Approval flowsPreview and approval-required behavior without silent mutation.
Actor boundariesRestricted scope and masked financial values.
CompositionMulti-step service behavior with visible stops.

Run a bank

Use the generated-stack scripts:

python3 examples/showcase/gtm/scripts/generated_stack/run_question_bank.py \
--base-url http://127.0.0.1:4330 \
--bank docs/examples/gtm-showcase/question-banks/gtm_phase1_question_bank.json

Use phase-sized banks while debugging. Use the full 350 and 140 sets as release gates.

Model

The GTM validation bank is designed to run with:

ANIP_AGENT_MODEL=gpt-5.4-mini

This matters because the showcase should not require a very large model to compensate for missing service semantics.
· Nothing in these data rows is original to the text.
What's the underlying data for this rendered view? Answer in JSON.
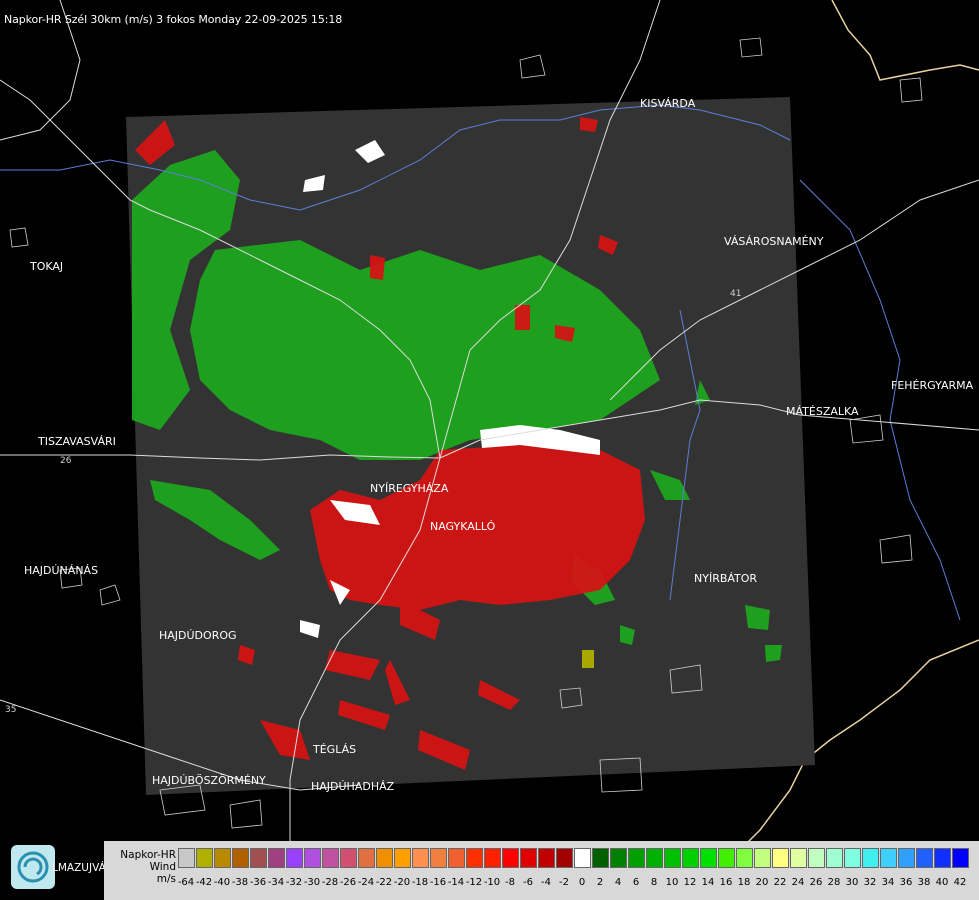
{
  "header": {
    "title": "Napkor-HR Szél 30km (m/s) 3 fokos Monday 22-09-2025 15:18"
  },
  "towns": {
    "kisvarda": "KISVÁRDA",
    "tokaj": "TOKAJ",
    "vasarosnameny": "VÁSÁROSNAMÉNY",
    "fehergyarmat": "FEHÉRGYARMA",
    "mateszalka": "MÁTÉSZALKA",
    "tiszavasvari": "TISZAVASVÁRI",
    "nyiregyhaza": "NYÍREGYHÁZA",
    "nagykallo": "NAGYKALLÓ",
    "hajdunanas": "HAJDÚNÁNÁS",
    "nyirbator": "NYÍRBÁTOR",
    "hajdudorog": "HAJDÚDOROG",
    "teglas": "TÉGLÁS",
    "hajduboszormeny": "HAJDÚBÖSZÖRMÉNY",
    "hajduhadhaz": "HAJDÚHADHÁZ"
  },
  "roads": {
    "r26": "26",
    "r35": "35",
    "r41": "41"
  },
  "logo": {
    "text": "LMAZUJVÁR",
    "icon": "napkor-logo-icon"
  },
  "legend": {
    "title_line1": "Napkor-HR",
    "title_line2": "Wind",
    "title_line3": "m/s",
    "colors": [
      "#c8c8c8",
      "#b0b000",
      "#b88a00",
      "#b06000",
      "#a05050",
      "#a04080",
      "#9a40ff",
      "#b050e0",
      "#c050a0",
      "#d05070",
      "#e07040",
      "#f09000",
      "#ffa000",
      "#ff9050",
      "#f08040",
      "#f06030",
      "#ff3000",
      "#ff2000",
      "#ff0000",
      "#e00000",
      "#c00000",
      "#a00000",
      "#ffffff",
      "#006000",
      "#008000",
      "#00a000",
      "#00b000",
      "#00c000",
      "#00d000",
      "#00e000",
      "#40f000",
      "#80ff40",
      "#c0ff80",
      "#ffff80",
      "#e0ffa0",
      "#c0ffc0",
      "#a0ffd0",
      "#80ffe0",
      "#40f0f0",
      "#40d0ff",
      "#30a0ff",
      "#2060ff",
      "#1030ff",
      "#0000ff"
    ],
    "ticks": [
      "-64",
      "-42",
      "-40",
      "-38",
      "-36",
      "-34",
      "-32",
      "-30",
      "-28",
      "-26",
      "-24",
      "-22",
      "-20",
      "-18",
      "-16",
      "-14",
      "-12",
      "-10",
      "-8",
      "-6",
      "-4",
      "-2",
      "0",
      "2",
      "4",
      "6",
      "8",
      "10",
      "12",
      "14",
      "16",
      "18",
      "20",
      "22",
      "24",
      "26",
      "28",
      "30",
      "32",
      "34",
      "36",
      "38",
      "40",
      "42"
    ]
  }
}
ANIP moves capability meaning and execution boundaries into the service-owned contract.

Failure triage

When a question fails, triage in this order:

  1. Confirm the stack was generated from [email protected].
  2. Confirm the expected language service exposes 23 capabilities.
  3. Confirm the agent runtime is pointed at the selected language stack.
  4. Confirm the dbt models and Metabase views return sane values.
  5. Confirm the custom bundle report only changed implementation seams.
  6. Decide whether the failure is stale test expectation, bundle bug, contract bug, generator/runtime bug, or model planning drift.

Do not fix GTM behavior by adding GTM-specific hacks to generic ANIP runtime code.